Financial Performance Overview
For the full year FY26, the company reported a total income of ₹2,000.2 crores, reflecting a growth of 6% year-on-year from ₹1,886.9 crores in FY25. EBITDA expanded by 15.8% to ₹139.3 crores compared to ₹120.3 crores last year, with the EBITDA margin stabilizing at around 7%. The company reported a profit after tax (PAT) of ₹3.5 crores, a turnaround from a loss reported in FY25. Finance costs reduced significantly by approximately 32% year-on-year to ₹49.1 crores, supported by a debt repayment of ₹240 crores made during FY25.
For Q4 FY26, revenue from operations stood at ₹564 crores. EBITDA for the quarter was ₹92 crores, translating to a strong EBITDA margin of 16.2%. Profit after tax for the quarter stood at ₹52.9 crores, reflecting a strong recovery from ₹8.3 crores reported in Q3 FY26. This sequential improvement was driven by better absorption of fixed costs, higher operating efficiency in the sugar segment, and improved realizations.
Operational and Segmental Performance
The integrated sugar, ethanol, and co-generation business together reported full-year revenues of approximately ₹1,383 crores and EBITDA of ₹97.4 crores, which increased by 19% year-on-year. During the 2025-2026 crushing season, the company achieved its highest ever cane crushing of 2.5 million tons.

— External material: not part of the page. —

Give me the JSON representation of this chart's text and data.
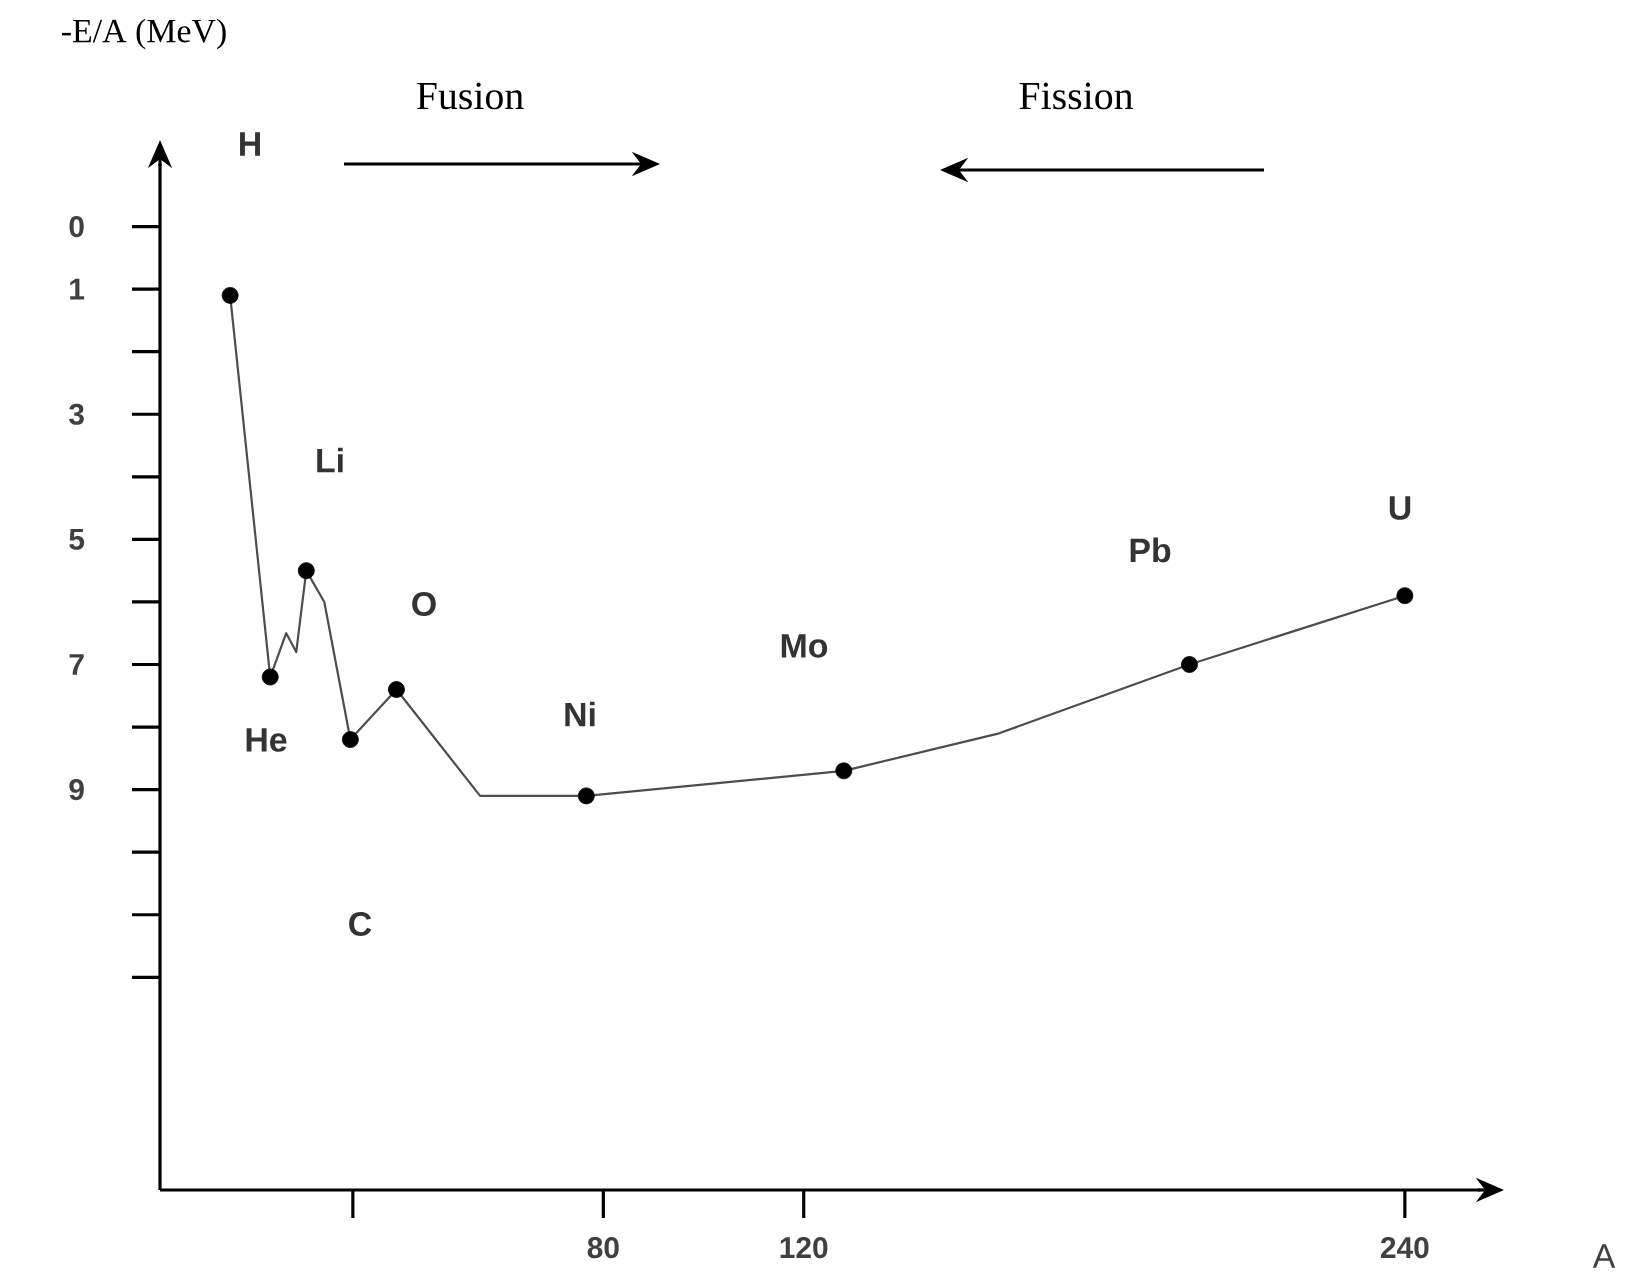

The bio-based chemical segment reported full-year revenue of ₹578 crores. The contribution from specialty chemicals within this segment improved to 61% of total bio-based chemical revenue, compared to 58% year-on-year. The segment faced some challenges due to geopolitical disruptions impacting sales and logistics.
In the ethanol business, revenue for FY26 stood at ₹658 crores. The company sold approximately 98 million liters of ethanol equivalent across the ethanol blending program, ENA, and other grades. The sales mix was 81% contributed under the Ethanol Blending Program (EBP).
The consumer business, Jivana, reported revenue of ₹129 crores for FY26, showing strong growth and an expanding retail presence across South India.
Strategic Updates and Outlook
Management highlighted that ongoing geopolitical developments, particularly in West Asia, have created volatility in fossil fuel supply chains but have also accelerated a structural shift towards sustainable and bio-based alternatives, improving the competitiveness of their integrated biorefinery model.
The company is progressing on its 200 KLPD grain-based distillery expansion, which is expected to add approximately 60 million liters of annual ethanol capacity. Most equipment for the project is on site, and commissioning trials are targeted for June 2026.
The regulatory environment remains supportive, with the Government of India issuing draft standards for ethanol blending beyond E20 (E85 and E100), creating a stronger long-term demand outlook.
The company is also advancing its innovation initiatives. Through its step-down subsidiary, Sathgen Therapeutics, it is developing an oral therapy candidate for triple-negative breast cancer. Safety trials for the molecule are complete, and an application to the CDSCO for research in preliminary efficacy is planned for the next quarter. A Japanese patent was also recently secured for its antiviral platform.
Q&A Highlights
Management addressed questions on the bio-based chemicals segment, confirming that debottlenecking efforts done last year are expected to show results in FY27, with a stronger outlook due to improved competitiveness from higher global energy costs.
Regarding the new distillery, it was clarified that the asset is not expected to commission into a margin squeeze. The company can use the ethanol produced to meet its own demand for bio-based chemicals, as imports have become more expensive.
On product mix, management stated that the strategic objective remains to increase bio-based specialty chemicals, but the company will opportunistically produce ethyl acetate if margins are attractive, especially given the current surplus in the ethanol blending program.
Logistics and freight costs were confirmed to have been impacted by the West Asia crisis, affecting the chemicals segment in Q4.
The timeline for out-licensing the triple-negative breast cancer molecule was estimated at 2 to 3 years, pending successful trials.
Net realizations for ethanol were stated as approximately ₹60-plus for B-molasses, ₹65-plus for juice, and ₹72 for maize-based ethanol, as per government-declared prices.